What is not so clear is whether these voters can achieve this, at least from the financial point of view, since 59% do not think they will be able to continue paying their children’s tuition if it increases again next year. And 40% thinks that in general, even today, it will be difficult to pay all the costs associated with having their children attend college.  These are some of the results of an impreMedia/Latino Decisions poll, the fourth in a series of six national polls exploring the opinions of the Latino group that has best integrated into American society: registered voters. This particular poll focused on the education issue.

“These results confirm that the stereotype many have about Latinos in this country, that they push their children to look for a job instead of studying, is nothing but a stereotype,” said Adrián Pantoja, an associate professor of political science at Pitzer College. “What happens is that aspirations are one thing and another are economic realities that at times prevent these dreams from coming true. This population is aware of the limitations.”
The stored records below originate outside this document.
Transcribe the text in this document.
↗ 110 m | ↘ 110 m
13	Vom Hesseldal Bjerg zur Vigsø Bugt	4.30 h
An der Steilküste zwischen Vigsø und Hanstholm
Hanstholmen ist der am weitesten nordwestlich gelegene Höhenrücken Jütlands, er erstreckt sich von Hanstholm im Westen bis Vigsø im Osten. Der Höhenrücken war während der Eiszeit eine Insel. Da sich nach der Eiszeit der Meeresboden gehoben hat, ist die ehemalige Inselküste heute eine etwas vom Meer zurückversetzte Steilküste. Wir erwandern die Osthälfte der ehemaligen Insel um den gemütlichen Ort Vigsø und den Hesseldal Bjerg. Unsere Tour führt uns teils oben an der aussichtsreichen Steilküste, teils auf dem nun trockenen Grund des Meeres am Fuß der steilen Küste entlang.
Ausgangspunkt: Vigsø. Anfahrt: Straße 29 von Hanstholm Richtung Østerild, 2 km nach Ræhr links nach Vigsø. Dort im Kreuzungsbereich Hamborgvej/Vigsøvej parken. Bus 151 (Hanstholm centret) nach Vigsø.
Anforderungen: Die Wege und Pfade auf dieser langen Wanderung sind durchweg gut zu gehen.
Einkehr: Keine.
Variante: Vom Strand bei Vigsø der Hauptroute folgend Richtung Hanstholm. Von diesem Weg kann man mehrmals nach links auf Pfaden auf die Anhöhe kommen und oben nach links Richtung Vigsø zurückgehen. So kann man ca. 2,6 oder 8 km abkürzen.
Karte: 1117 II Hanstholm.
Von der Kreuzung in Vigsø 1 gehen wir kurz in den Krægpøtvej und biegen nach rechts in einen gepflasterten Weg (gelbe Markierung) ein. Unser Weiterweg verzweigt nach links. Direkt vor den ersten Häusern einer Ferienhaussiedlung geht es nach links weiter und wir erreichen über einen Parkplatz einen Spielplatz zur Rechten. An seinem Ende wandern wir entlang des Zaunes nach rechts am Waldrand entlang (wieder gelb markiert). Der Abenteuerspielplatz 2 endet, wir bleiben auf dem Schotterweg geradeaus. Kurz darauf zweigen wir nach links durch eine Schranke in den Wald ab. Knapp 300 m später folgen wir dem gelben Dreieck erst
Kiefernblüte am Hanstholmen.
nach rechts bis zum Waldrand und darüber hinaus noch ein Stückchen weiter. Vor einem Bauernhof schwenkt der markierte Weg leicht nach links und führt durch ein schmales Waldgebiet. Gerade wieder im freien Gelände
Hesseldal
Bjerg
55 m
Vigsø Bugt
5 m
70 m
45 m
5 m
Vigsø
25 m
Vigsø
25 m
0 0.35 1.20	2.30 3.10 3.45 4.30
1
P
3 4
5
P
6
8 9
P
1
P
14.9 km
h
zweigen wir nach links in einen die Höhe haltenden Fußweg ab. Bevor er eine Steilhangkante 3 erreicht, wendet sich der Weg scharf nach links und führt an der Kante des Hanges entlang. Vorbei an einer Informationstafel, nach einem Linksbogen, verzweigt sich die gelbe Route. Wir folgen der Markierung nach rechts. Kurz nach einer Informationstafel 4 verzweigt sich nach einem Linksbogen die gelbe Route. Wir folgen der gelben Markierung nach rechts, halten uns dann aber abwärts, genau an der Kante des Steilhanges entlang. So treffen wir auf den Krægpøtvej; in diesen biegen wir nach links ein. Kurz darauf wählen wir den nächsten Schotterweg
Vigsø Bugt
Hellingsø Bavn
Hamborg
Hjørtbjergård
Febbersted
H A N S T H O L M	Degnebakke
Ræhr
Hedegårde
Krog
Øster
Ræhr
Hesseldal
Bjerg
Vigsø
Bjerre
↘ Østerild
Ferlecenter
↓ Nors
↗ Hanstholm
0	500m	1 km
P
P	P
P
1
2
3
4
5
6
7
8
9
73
An interesting poll finding is that, when it comes to seeking solutions for problems related to education and the low high school graduation rate, Latino voters are not so attached to ideological solutions (read: liberal or conservative) and freely choose from both options, sometimes in contradictory ways.

For example, the poll revealed Latinos consider the participation of parents the most important or crucial issue in tackling education problems. Only 17% blamed the state, 10% the school district and 5% teachers. In fact, Latinos usually have a high opinion of their children’s schools and teachers. Of respondents, 73% think their children’s teachers are good or excellent, while 67% think the school their children attend is good or excellent.